Ainsi, en 2007, lorsque les autorités estoniennes décident de déplacer le monument du « Soldat de bronze » du centre-ville de leur capitale, Tallin, dans un cimetière : la tension est alors si vive avec Moscou qu’on redoute une rupture des relations diplomatiques entre les deux pays. Plus récemment, à Prague, la mairie a retiré la statue du maréchal Koniev, accusé d’avoir réprimé dans le sang l’insurrection de Budapest en 1956, dix ans après avoir libéré Prague des nazis. Moscou a alors tout fait pour empêcher la destruction de l’œuvre et la récupérer.

Inauguration du monument aux victimes des batailles de Rjev, en présence de Vladimir Poutine et du président biélorusse Alexandre Loukachenko, dans la région de Tver, le 30 juin 2020.
Photo : Grigori Sysoïev / RIA Novosti

Il est vrai que le Kremlin, sous le règne de Vladimir Poutine, a fait de la Seconde Guerre mondiale le socle de son discours idéologique. En matière de politique étrangère, toutes les revendications sont ainsi justifiées par les sacrifices consentis par l’URSS et les millions de vies qui lui ont été volées par la guerre ; la moindre profanation d’un monument soviétique est donc perçue par Moscou comme une « tentative de réécriture de l’Histoire », une « minimisation du rôle de l’URSS dans la victoire contre le nazisme », mais aussi comme une agression à l’égard de la Russie d’hier et d’aujourd’hui.

Ce n’est pas un hasard si, le 30 juin dernier, Vladimir Poutine a choisi l’inauguration du monument aux victimes des batailles de Rjev (un ouvrage gigantesque réalisé dans le respect des codes de l’art soviétique) pour appeler les Russes à voter en faveur de la révision constitutionnelle lui permettant de demeurer au pouvoir, au delà du terme de son mandat actuel.
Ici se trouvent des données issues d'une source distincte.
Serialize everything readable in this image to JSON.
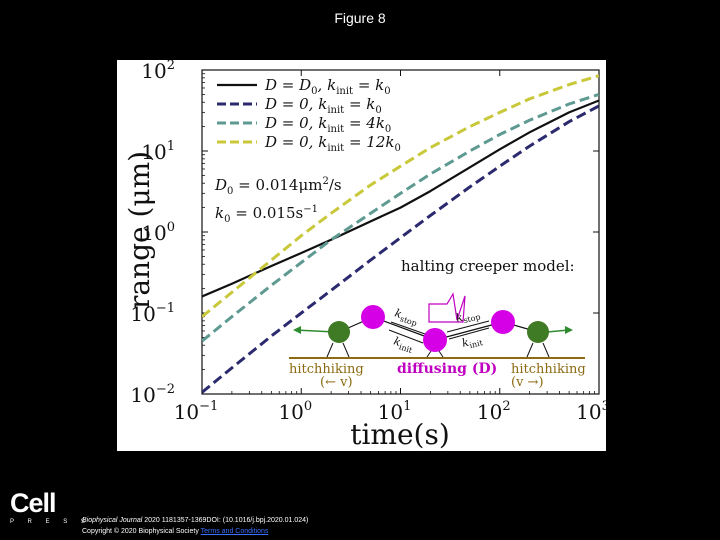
{
  "slide": {
    "title": "Figure 8",
    "logo_word": "Cell",
    "logo_sub": "P R E S S",
    "citation_journal": "Biophysical Journal",
    "citation_rest": " 2020 1181357-1369DOI: (10.1016/j.bpj.2020.01.024)",
    "copyright": "Copyright © 2020 Biophysical Society ",
    "terms_link": "Terms and Conditions"
  },
  "colors": {
    "background": "#000000",
    "panel": "#ffffff",
    "black_line": "#111111",
    "navy_line": "#2b2a6e",
    "teal_line": "#5e9a91",
    "yellow_line": "#c8c83a",
    "magenta_node": "#d600e6",
    "green_node": "#3f7a25",
    "green_arrow": "#2e8b2e",
    "track": "#8b6a12",
    "diffusing_text": "#c000c0"
  },
  "chart_data": {
    "type": "line",
    "x_scale": "log",
    "y_scale": "log",
    "xlim": [
      0.1,
      1000
    ],
    "ylim": [
      0.01,
      100
    ],
    "xlabel": "time(s)",
    "ylabel": "range (μm)",
    "xticks": [
      {
        "value": 0.1,
        "base": "10",
        "exp": "−1"
      },
      {
        "value": 1,
        "base": "10",
        "exp": "0"
      },
      {
        "value": 10,
        "base": "10",
        "exp": "1"
      },
      {
        "value": 100,
        "base": "10",
        "exp": "2"
      },
      {
        "value": 1000,
        "base": "10",
        "exp": "3"
      }
    ],
    "yticks": [
      {
        "value": 0.01,
        "base": "10",
        "exp": "−2"
      },
      {
        "value": 0.1,
        "base": "10",
        "exp": "−1"
      },
      {
        "value": 1,
        "base": "10",
        "exp": "0"
      },
      {
        "value": 10,
        "base": "10",
        "exp": "1"
      },
      {
        "value": 100,
        "base": "10",
        "exp": "2"
      }
    ],
    "series": [
      {
        "name": "D = D0, kinit = k0",
        "legend_pre": "D = D",
        "legend_sub1": "0",
        "legend_mid": ", k",
        "legend_sub2": "init",
        "legend_post": " = k",
        "legend_sub3": "0",
        "style": "solid",
        "color_key": "black_line",
        "x": [
          0.1,
          0.2,
          0.5,
          1,
          2,
          5,
          10,
          20,
          50,
          100,
          200,
          500,
          1000
        ],
        "y": [
          0.16,
          0.23,
          0.38,
          0.55,
          0.8,
          1.35,
          2.0,
          3.2,
          6.3,
          10.5,
          17,
          30,
          42
        ]
      },
      {
        "name": "D = 0, kinit = k0",
        "legend_pre": "D = 0, k",
        "legend_sub1": "",
        "legend_mid": "",
        "legend_sub2": "init",
        "legend_post": " = k",
        "legend_sub3": "0",
        "style": "dashed",
        "color_key": "navy_line",
        "x": [
          0.1,
          0.2,
          0.5,
          1,
          2,
          5,
          10,
          20,
          50,
          100,
          200,
          500,
          1000
        ],
        "y": [
          0.0105,
          0.021,
          0.052,
          0.1,
          0.19,
          0.45,
          0.85,
          1.6,
          3.6,
          6.5,
          11.5,
          23,
          36
        ]
      },
      {
        "name": "D = 0, kinit = 4k0",
        "legend_pre": "D = 0, k",
        "legend_sub1": "",
        "legend_mid": "",
        "legend_sub2": "init",
        "legend_post": " = 4k",
        "legend_sub3": "0",
        "style": "dashed",
        "color_key": "teal_line",
        "x": [
          0.1,
          0.2,
          0.5,
          1,
          2,
          5,
          10,
          20,
          50,
          100,
          200,
          500,
          1000
        ],
        "y": [
          0.045,
          0.09,
          0.22,
          0.42,
          0.8,
          1.7,
          3.0,
          5.2,
          10,
          16,
          24,
          38,
          50
        ]
      },
      {
        "name": "D = 0, kinit = 12k0",
        "legend_pre": "D = 0, k",
        "legend_sub1": "",
        "legend_mid": "",
        "legend_sub2": "init",
        "legend_post": " = 12k",
        "legend_sub3": "0",
        "style": "dashed",
        "color_key": "yellow_line",
        "x": [
          0.1,
          0.2,
          0.5,
          1,
          2,
          5,
          10,
          20,
          50,
          100,
          200,
          500,
          1000
        ],
        "y": [
          0.09,
          0.18,
          0.45,
          0.9,
          1.7,
          3.8,
          6.5,
          11,
          20,
          30,
          44,
          66,
          85
        ]
      }
    ],
    "annotations": {
      "d0_text": "D",
      "d0_sub": "0",
      "d0_value": " = 0.014μm",
      "d0_sup": "2",
      "d0_unit": "/s",
      "k0_text": "k",
      "k0_sub": "0",
      "k0_value": " = 0.015s",
      "k0_sup": "−1"
    },
    "inset": {
      "title": "halting creeper model:",
      "left_label": "hitchhiking",
      "left_sub": "(← v)",
      "center_label": "diffusing (D)",
      "right_label": "hitchhiking",
      "right_sub": "(v →)",
      "k_stop": "k",
      "k_stop_sub": "stop",
      "k_init": "k",
      "k_init_sub": "init"
    }
  }
}
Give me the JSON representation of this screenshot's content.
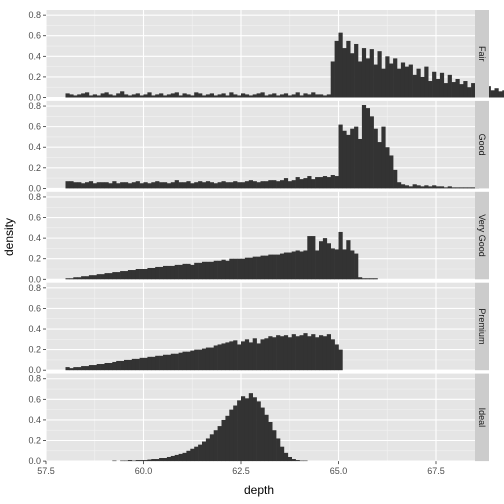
{
  "colors": {
    "panel_bg": "#e5e5e5",
    "strip_bg": "#cccccc",
    "grid_major": "#ffffff",
    "grid_minor": "#f2f2f2",
    "bar": "#333333"
  },
  "chart_data": {
    "type": "bar",
    "subtype": "histogram-facets",
    "title": "",
    "xlabel": "depth",
    "ylabel": "density",
    "xlim": [
      57.5,
      68.5
    ],
    "ylim": [
      0,
      0.85
    ],
    "x_ticks": [
      57.5,
      60.0,
      62.5,
      65.0,
      67.5
    ],
    "x_tick_labels": [
      "57.5",
      "60.0",
      "62.5",
      "65.0",
      "67.5"
    ],
    "y_ticks": [
      0.0,
      0.2,
      0.4,
      0.6,
      0.8
    ],
    "y_tick_labels": [
      "0.0",
      "0.2",
      "0.4",
      "0.6",
      "0.8"
    ],
    "grid": true,
    "facet_strip_position": "right",
    "facets": [
      {
        "name": "Fair",
        "bin_start": 58.0,
        "bin_width": 0.1,
        "values": [
          0.04,
          0.03,
          0.02,
          0.03,
          0.04,
          0.05,
          0.02,
          0.03,
          0.02,
          0.04,
          0.05,
          0.03,
          0.02,
          0.04,
          0.06,
          0.03,
          0.02,
          0.03,
          0.04,
          0.02,
          0.03,
          0.05,
          0.02,
          0.03,
          0.04,
          0.02,
          0.03,
          0.04,
          0.05,
          0.02,
          0.04,
          0.03,
          0.02,
          0.05,
          0.04,
          0.02,
          0.03,
          0.04,
          0.02,
          0.03,
          0.04,
          0.02,
          0.05,
          0.03,
          0.02,
          0.04,
          0.03,
          0.02,
          0.03,
          0.04,
          0.05,
          0.02,
          0.03,
          0.04,
          0.02,
          0.03,
          0.04,
          0.02,
          0.03,
          0.05,
          0.02,
          0.04,
          0.03,
          0.05,
          0.03,
          0.03,
          0.02,
          0.03,
          0.35,
          0.55,
          0.63,
          0.48,
          0.55,
          0.43,
          0.52,
          0.35,
          0.48,
          0.38,
          0.47,
          0.32,
          0.45,
          0.28,
          0.4,
          0.33,
          0.38,
          0.28,
          0.34,
          0.3,
          0.32,
          0.22,
          0.28,
          0.2,
          0.3,
          0.16,
          0.25,
          0.18,
          0.24,
          0.14,
          0.22,
          0.15,
          0.18,
          0.13,
          0.16,
          0.1,
          0.14,
          0.12,
          0.13,
          0.09,
          0.11,
          0.07,
          0.09,
          0.06,
          0.07,
          0.05,
          0.05,
          0.04,
          0.04,
          0.03,
          0.03,
          0.03
        ]
      },
      {
        "name": "Good",
        "bin_start": 58.0,
        "bin_width": 0.1,
        "values": [
          0.07,
          0.07,
          0.06,
          0.06,
          0.05,
          0.06,
          0.07,
          0.05,
          0.06,
          0.06,
          0.06,
          0.05,
          0.07,
          0.05,
          0.06,
          0.06,
          0.05,
          0.06,
          0.07,
          0.05,
          0.06,
          0.05,
          0.06,
          0.07,
          0.06,
          0.06,
          0.05,
          0.06,
          0.08,
          0.06,
          0.06,
          0.07,
          0.05,
          0.06,
          0.07,
          0.06,
          0.07,
          0.06,
          0.05,
          0.06,
          0.07,
          0.06,
          0.06,
          0.07,
          0.06,
          0.06,
          0.07,
          0.08,
          0.07,
          0.06,
          0.07,
          0.07,
          0.08,
          0.08,
          0.07,
          0.08,
          0.1,
          0.07,
          0.08,
          0.11,
          0.09,
          0.1,
          0.12,
          0.09,
          0.11,
          0.11,
          0.12,
          0.11,
          0.13,
          0.12,
          0.62,
          0.56,
          0.52,
          0.58,
          0.6,
          0.48,
          0.81,
          0.78,
          0.7,
          0.58,
          0.45,
          0.6,
          0.4,
          0.32,
          0.18,
          0.06,
          0.04,
          0.03,
          0.02,
          0.04,
          0.03,
          0.02,
          0.03,
          0.02,
          0.03,
          0.02,
          0.02,
          0.01,
          0.02,
          0.01,
          0.01,
          0.01,
          0.01,
          0.01,
          0.01,
          0.01
        ]
      },
      {
        "name": "Very Good",
        "bin_start": 58.0,
        "bin_width": 0.1,
        "values": [
          0.01,
          0.01,
          0.02,
          0.02,
          0.03,
          0.03,
          0.04,
          0.04,
          0.05,
          0.05,
          0.06,
          0.06,
          0.07,
          0.07,
          0.08,
          0.08,
          0.09,
          0.09,
          0.1,
          0.1,
          0.1,
          0.11,
          0.11,
          0.12,
          0.12,
          0.13,
          0.13,
          0.13,
          0.14,
          0.14,
          0.15,
          0.15,
          0.14,
          0.16,
          0.16,
          0.17,
          0.17,
          0.17,
          0.18,
          0.18,
          0.19,
          0.18,
          0.2,
          0.2,
          0.2,
          0.2,
          0.21,
          0.21,
          0.22,
          0.22,
          0.23,
          0.23,
          0.24,
          0.24,
          0.24,
          0.25,
          0.26,
          0.26,
          0.27,
          0.28,
          0.27,
          0.28,
          0.42,
          0.42,
          0.28,
          0.37,
          0.4,
          0.35,
          0.3,
          0.29,
          0.46,
          0.29,
          0.38,
          0.28,
          0.25,
          0.02,
          0.01,
          0.01,
          0.01,
          0.01
        ]
      },
      {
        "name": "Premium",
        "bin_start": 58.0,
        "bin_width": 0.1,
        "values": [
          0.03,
          0.02,
          0.03,
          0.03,
          0.04,
          0.04,
          0.05,
          0.05,
          0.06,
          0.06,
          0.07,
          0.07,
          0.08,
          0.09,
          0.09,
          0.1,
          0.1,
          0.11,
          0.11,
          0.12,
          0.12,
          0.13,
          0.13,
          0.14,
          0.14,
          0.15,
          0.15,
          0.16,
          0.16,
          0.17,
          0.18,
          0.18,
          0.19,
          0.2,
          0.2,
          0.21,
          0.22,
          0.22,
          0.24,
          0.25,
          0.26,
          0.27,
          0.28,
          0.29,
          0.25,
          0.28,
          0.3,
          0.27,
          0.31,
          0.26,
          0.3,
          0.31,
          0.33,
          0.32,
          0.34,
          0.33,
          0.34,
          0.32,
          0.35,
          0.33,
          0.34,
          0.36,
          0.33,
          0.35,
          0.32,
          0.34,
          0.33,
          0.35,
          0.3,
          0.25,
          0.2
        ]
      },
      {
        "name": "Ideal",
        "bin_start": 58.0,
        "bin_width": 0.1,
        "values": [
          0,
          0,
          0,
          0,
          0,
          0,
          0,
          0,
          0,
          0,
          0,
          0,
          0.005,
          0,
          0.005,
          0.005,
          0.01,
          0.005,
          0.01,
          0.01,
          0.01,
          0.015,
          0.02,
          0.02,
          0.03,
          0.03,
          0.04,
          0.05,
          0.06,
          0.07,
          0.08,
          0.1,
          0.12,
          0.14,
          0.16,
          0.19,
          0.22,
          0.26,
          0.3,
          0.34,
          0.4,
          0.44,
          0.5,
          0.54,
          0.59,
          0.63,
          0.61,
          0.66,
          0.62,
          0.58,
          0.52,
          0.45,
          0.38,
          0.3,
          0.22,
          0.14,
          0.08,
          0.04,
          0.02,
          0.01,
          0.005,
          0.005
        ]
      }
    ]
  }
}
On achève bien les statues

C’est dans ce contexte que le sort réservé à certains monuments historiques en Occident est unilatéralement condamné en Russie.

Pour les autorités, les événements auxquels on assiste ces dernières semaines signent la destruction de piliers de la civilisation. Le monument de bronze, imposant et inamovible, est le symbole même de la stabilité. La figure mise à l’honneur importe moins que la simple existence de la statue, dans laquelle il faut voir la permanence de l’Histoire.
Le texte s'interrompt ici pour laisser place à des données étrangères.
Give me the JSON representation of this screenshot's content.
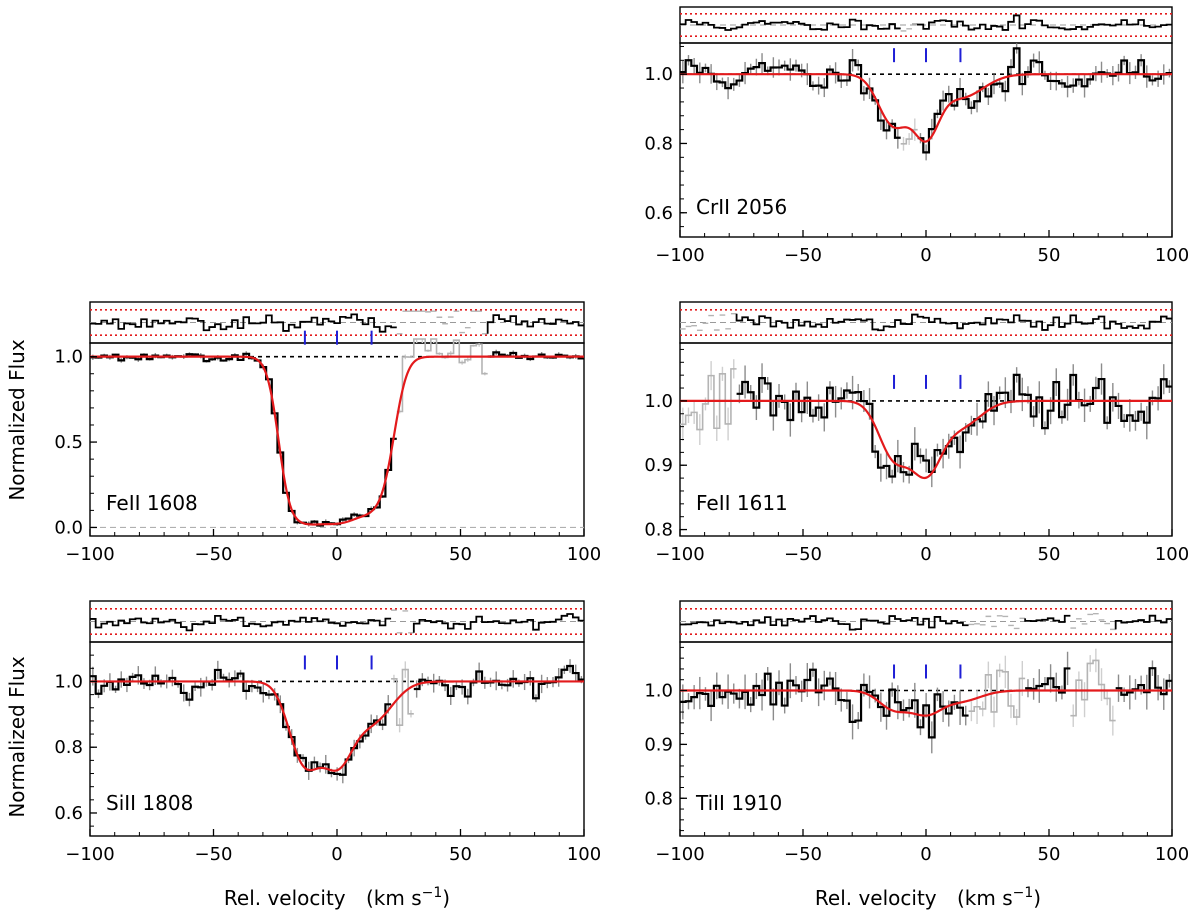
{
  "figure": {
    "ylabel": "Normalized Flux",
    "xlabel": "Rel. velocity",
    "xunit_prefix": "(km s",
    "xunit_exp": "−1",
    "xunit_suffix": ")"
  },
  "colors": {
    "data": "#000000",
    "error": "#8c8c8c",
    "masked": "#b4b4b4",
    "model": "#e31a1c",
    "continuum": "#000000",
    "components": "#1f1fd6",
    "residual_band": "#e31a1c"
  },
  "chart_data": [
    {
      "type": "line",
      "ion": "CrII 2056",
      "panel": "top-right",
      "xlim": [
        -100,
        100
      ],
      "ylim": [
        0.53,
        1.09
      ],
      "yticks": [
        "0.6",
        "0.8",
        "1.0"
      ],
      "yticks_v": [
        0.6,
        0.8,
        1.0
      ],
      "xticks": [
        "−100",
        "−50",
        "0",
        "50",
        "100"
      ],
      "xticks_v": [
        -100,
        -50,
        0,
        50,
        100
      ],
      "components": [
        -13,
        0,
        14
      ],
      "noise": 0.025,
      "seed": 11,
      "model": {
        "depths": [
          0.16,
          0.18,
          0.07
        ],
        "widths": [
          6,
          5,
          9
        ]
      },
      "masked": [
        [
          -10,
          -3
        ]
      ]
    },
    {
      "type": "line",
      "ion": "FeII 1608",
      "panel": "middle-left",
      "xlim": [
        -100,
        100
      ],
      "ylim": [
        -0.05,
        1.08
      ],
      "yticks": [
        "0.0",
        "0.5",
        "1.0"
      ],
      "yticks_v": [
        0.0,
        0.5,
        1.0
      ],
      "xticks": [
        "−100",
        "−50",
        "0",
        "50",
        "100"
      ],
      "xticks_v": [
        -100,
        -50,
        0,
        50,
        100
      ],
      "components": [
        -13,
        0,
        14
      ],
      "noise": 0.012,
      "seed": 23,
      "model": {
        "depths": [
          3.2,
          3.4,
          1.9
        ],
        "widths": [
          6,
          7,
          6
        ]
      },
      "masked": [
        [
          25,
          60
        ]
      ]
    },
    {
      "type": "line",
      "ion": "FeII 1611",
      "panel": "middle-right",
      "xlim": [
        -100,
        100
      ],
      "ylim": [
        0.79,
        1.09
      ],
      "yticks": [
        "0.8",
        "0.9",
        "1.0"
      ],
      "yticks_v": [
        0.8,
        0.9,
        1.0
      ],
      "xticks": [
        "−100",
        "−50",
        "0",
        "50",
        "100"
      ],
      "xticks_v": [
        -100,
        -50,
        0,
        50,
        100
      ],
      "components": [
        -13,
        0,
        14
      ],
      "noise": 0.02,
      "seed": 37,
      "model": {
        "depths": [
          0.09,
          0.11,
          0.04
        ],
        "widths": [
          6,
          6,
          8
        ]
      },
      "masked": [
        [
          -100,
          -78
        ]
      ]
    },
    {
      "type": "line",
      "ion": "SiII 1808",
      "panel": "bottom-left",
      "xlim": [
        -100,
        100
      ],
      "ylim": [
        0.53,
        1.12
      ],
      "yticks": [
        "0.6",
        "0.8",
        "1.0"
      ],
      "yticks_v": [
        0.6,
        0.8,
        1.0
      ],
      "xticks": [
        "−100",
        "−50",
        "0",
        "50",
        "100"
      ],
      "xticks_v": [
        -100,
        -50,
        0,
        50,
        100
      ],
      "components": [
        -13,
        0,
        14
      ],
      "noise": 0.022,
      "seed": 53,
      "model": {
        "depths": [
          0.28,
          0.26,
          0.13
        ],
        "widths": [
          6,
          6,
          8
        ]
      },
      "masked": [
        [
          22,
          32
        ]
      ]
    },
    {
      "type": "line",
      "ion": "TiII 1910",
      "panel": "bottom-right",
      "xlim": [
        -100,
        100
      ],
      "ylim": [
        0.73,
        1.09
      ],
      "yticks": [
        "0.8",
        "0.9",
        "1.0"
      ],
      "yticks_v": [
        0.8,
        0.9,
        1.0
      ],
      "xticks": [
        "−100",
        "−50",
        "0",
        "50",
        "100"
      ],
      "xticks_v": [
        -100,
        -50,
        0,
        50,
        100
      ],
      "components": [
        -13,
        0,
        14
      ],
      "noise": 0.025,
      "seed": 71,
      "model": {
        "depths": [
          0.035,
          0.04,
          0.02
        ],
        "widths": [
          6,
          6,
          8
        ]
      },
      "masked": [
        [
          17,
          40
        ],
        [
          58,
          78
        ]
      ]
    }
  ]
}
Le phénomène inquiète jusque dans l’opposition, où il fait écho aux pratiques des bolcheviks et à leur volonté de « faire table rase du passé ». À ce propos, beaucoup rappellent avec effroi qu’il y a cent ans, ces déboulonnages avaient été suivis de l’élimination physique de millions de dissidents et de la suppression des droits et des libertés – au nom, rappelons-le, d’une société plus juste.